Wednesday, February 01, 2006

Interesting Perspective

This sounds like a reasonable explanation for why we are running in reverse and why the First Renter can't seem to buy a clue.
Addicted to Oil - New York Times: "The mosque became an alternative power center because it was the only place the government's iron fist could not fully penetrate. As such, it became a place where people were able to associate freely, incubate local leaders and generate a shared opposition ideology.

That is why the minute any of these Arab countries hold free and fair elections, the Islamists burst ahead. In Egypt, the Muslim Brotherhood won 20 percent of the seats; Hamas went from nowhere to a governing majority. In both societies the ruling secular parties — the N.D.P. in the case of Egypt and Fatah in the case of Palestine — were spurned as corrupt appendages of the authoritarian state, which they were.

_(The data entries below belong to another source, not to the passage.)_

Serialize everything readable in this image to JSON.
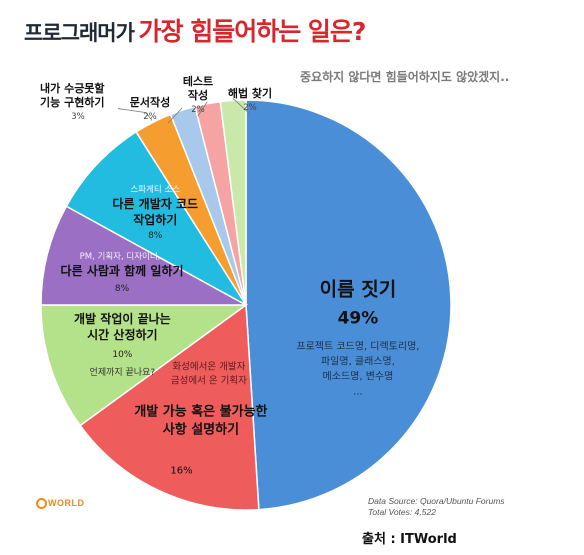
{
  "title": {
    "prefix": "프로그래머가",
    "main": "가장 힘들어하는 일은?"
  },
  "subtitle": "중요하지 않다면 힘들어하지도 않았겠지..",
  "source": {
    "line1": "Data Source: Quora/Ubuntu Forums",
    "line2": "Total Votes: 4,522"
  },
  "logo": "WORLD",
  "credit": "출처 : ITWorld",
  "chart_data": {
    "type": "pie",
    "title": "가장 힘들어하는 일은?",
    "total_votes": 4522,
    "slices": [
      {
        "label": "이름 짓기",
        "value": 49,
        "display": "49%",
        "color": "#4b8ed8",
        "note": [
          "프로젝트 코드명, 디렉토리명,",
          "파일명, 클래스명,",
          "메소드명, 변수명",
          "..."
        ]
      },
      {
        "label": "개발 가능 혹은 불가능한 사항 설명하기",
        "value": 16,
        "display": "16%",
        "color": "#ee5c5c",
        "note": [
          "화성에서온 개발자",
          "금성에서 온 기획자"
        ]
      },
      {
        "label": "개발 작업이 끝나는 시간 산정하기",
        "value": 10,
        "display": "10%",
        "color": "#b4e28a",
        "note": [
          "언제까지 끝나요?"
        ]
      },
      {
        "label": "다른 사람과 함께 일하기",
        "value": 8,
        "display": "8%",
        "color": "#9a6fc4",
        "note": [
          "PM, 기획자, 디자이너,"
        ]
      },
      {
        "label": "다른 개발자 코드 작업하기",
        "value": 8,
        "display": "8%",
        "color": "#22bce0",
        "note": [
          "스파게티 소스"
        ]
      },
      {
        "label": "내가 수긍못할 기능 구현하기",
        "value": 3,
        "display": "3%",
        "color": "#f59e2f"
      },
      {
        "label": "문서작성",
        "value": 2,
        "display": "2%",
        "color": "#a9c9ec"
      },
      {
        "label": "테스트 작성",
        "value": 2,
        "display": "2%",
        "color": "#f5a3a3"
      },
      {
        "label": "해법 찾기",
        "value": 2,
        "display": "2%",
        "color": "#c9e8a9"
      }
    ]
  }
}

Why are there not more independent, secular, progressive opposition parties running in these places? Because the Arab leaders won't allow them to sprout. They prefer that the only choice their people have is between the state parties and religious extremists, so as to always make the authoritarian state look indispensable. When Ayman Nour, a liberal independent in Egypt, ran against President Hosni Mubarak, he was thrown in prison as soon as the election was over. Thanks for playing 'Democracy' — now go to jail.

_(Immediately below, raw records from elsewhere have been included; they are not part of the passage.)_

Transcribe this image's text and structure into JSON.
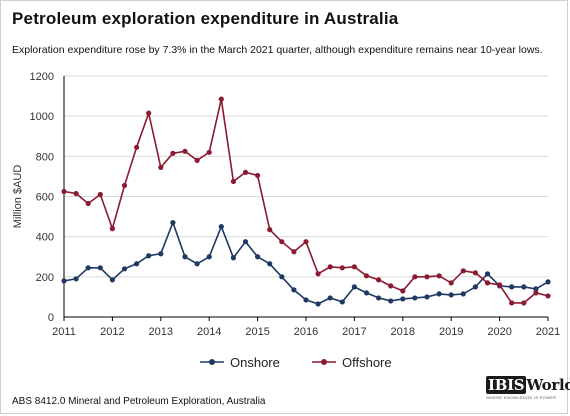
{
  "title": "Petroleum exploration expenditure in Australia",
  "subtitle": "Exploration expenditure rose by 7.3% in the March 2021 quarter, although expenditure remains near 10-year lows.",
  "source": "ABS 8412.0 Mineral and Petroleum Exploration, Australia",
  "logo": {
    "text": "IBISWorld",
    "tagline": "WHERE KNOWLEDGE IS POWER"
  },
  "colors": {
    "onshore": "#1f3864",
    "offshore": "#8b1a32",
    "grid": "#d9d9d9",
    "axis": "#000000"
  },
  "chart_data": {
    "type": "line",
    "title": "Petroleum exploration expenditure in Australia",
    "xlabel": "",
    "ylabel": "Million $AUD",
    "xlim": [
      2011,
      2021
    ],
    "ylim": [
      0,
      1200
    ],
    "x_ticks": [
      "2011",
      "2012",
      "2013",
      "2014",
      "2015",
      "2016",
      "2017",
      "2018",
      "2019",
      "2020",
      "2021"
    ],
    "y_ticks": [
      "0",
      "200",
      "400",
      "600",
      "800",
      "1000",
      "1200"
    ],
    "grid": true,
    "legend_position": "bottom",
    "x": [
      2011.0,
      2011.25,
      2011.5,
      2011.75,
      2012.0,
      2012.25,
      2012.5,
      2012.75,
      2013.0,
      2013.25,
      2013.5,
      2013.75,
      2014.0,
      2014.25,
      2014.5,
      2014.75,
      2015.0,
      2015.25,
      2015.5,
      2015.75,
      2016.0,
      2016.25,
      2016.5,
      2016.75,
      2017.0,
      2017.25,
      2017.5,
      2017.75,
      2018.0,
      2018.25,
      2018.5,
      2018.75,
      2019.0,
      2019.25,
      2019.5,
      2019.75,
      2020.0,
      2020.25,
      2020.5,
      2020.75,
      2021.0
    ],
    "series": [
      {
        "name": "Onshore",
        "values": [
          180,
          190,
          245,
          245,
          185,
          240,
          265,
          305,
          315,
          470,
          300,
          265,
          300,
          450,
          295,
          375,
          300,
          265,
          200,
          135,
          85,
          65,
          95,
          75,
          150,
          120,
          95,
          80,
          90,
          95,
          100,
          115,
          110,
          115,
          150,
          215,
          155,
          150,
          150,
          140,
          175
        ]
      },
      {
        "name": "Offshore",
        "values": [
          625,
          615,
          565,
          610,
          440,
          655,
          845,
          1015,
          745,
          815,
          825,
          780,
          820,
          1085,
          675,
          720,
          705,
          435,
          375,
          325,
          375,
          215,
          250,
          245,
          250,
          205,
          185,
          155,
          130,
          200,
          200,
          205,
          170,
          230,
          220,
          170,
          160,
          70,
          70,
          120,
          105
        ]
      }
    ]
  }
}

It is not this way everywhere. In East Asia, when the military regimes in countries like Taiwan and South Korea broke up, these countries quickly moved toward civilian democracies. Why? Because they had vibrant free markets, with independent economic centers of power, and no oil. Whoever ruled had to nurture a society that would empower its men and women to get educated and start companies to compete globally, because that was the only way they could thrive.

In the Arab-Muslim world, however, the mullah dictators in Iran and the secular dictators elsewhere have been able to sustain themselves in power much longer, without ever empowering their people, without ever allowing progressive parties to emerge, because they had oil or its equivalent — massive foreign aid."
We'll take Iraq for 5000 troops and 10 million civilian casualties, no problem. They want us to help them, they will be waiting with flowers and open arms.
If you just remove the dictators, and don't also bring down the price of oil, you end up with Iran — with mullah dictators replacing military dictators and using the same oil wealth to keep their people quiet and themselves in power. Only when oil is back down to $20 a barrel will the transition from Saddam to Jefferson not get stuck in "Khomeini Land."
$20 a barrel for oil? Friedman, did somebody put something in your coffee? You were doing okay there for a while. Why is everybody using the word "addicted" all of a sudden?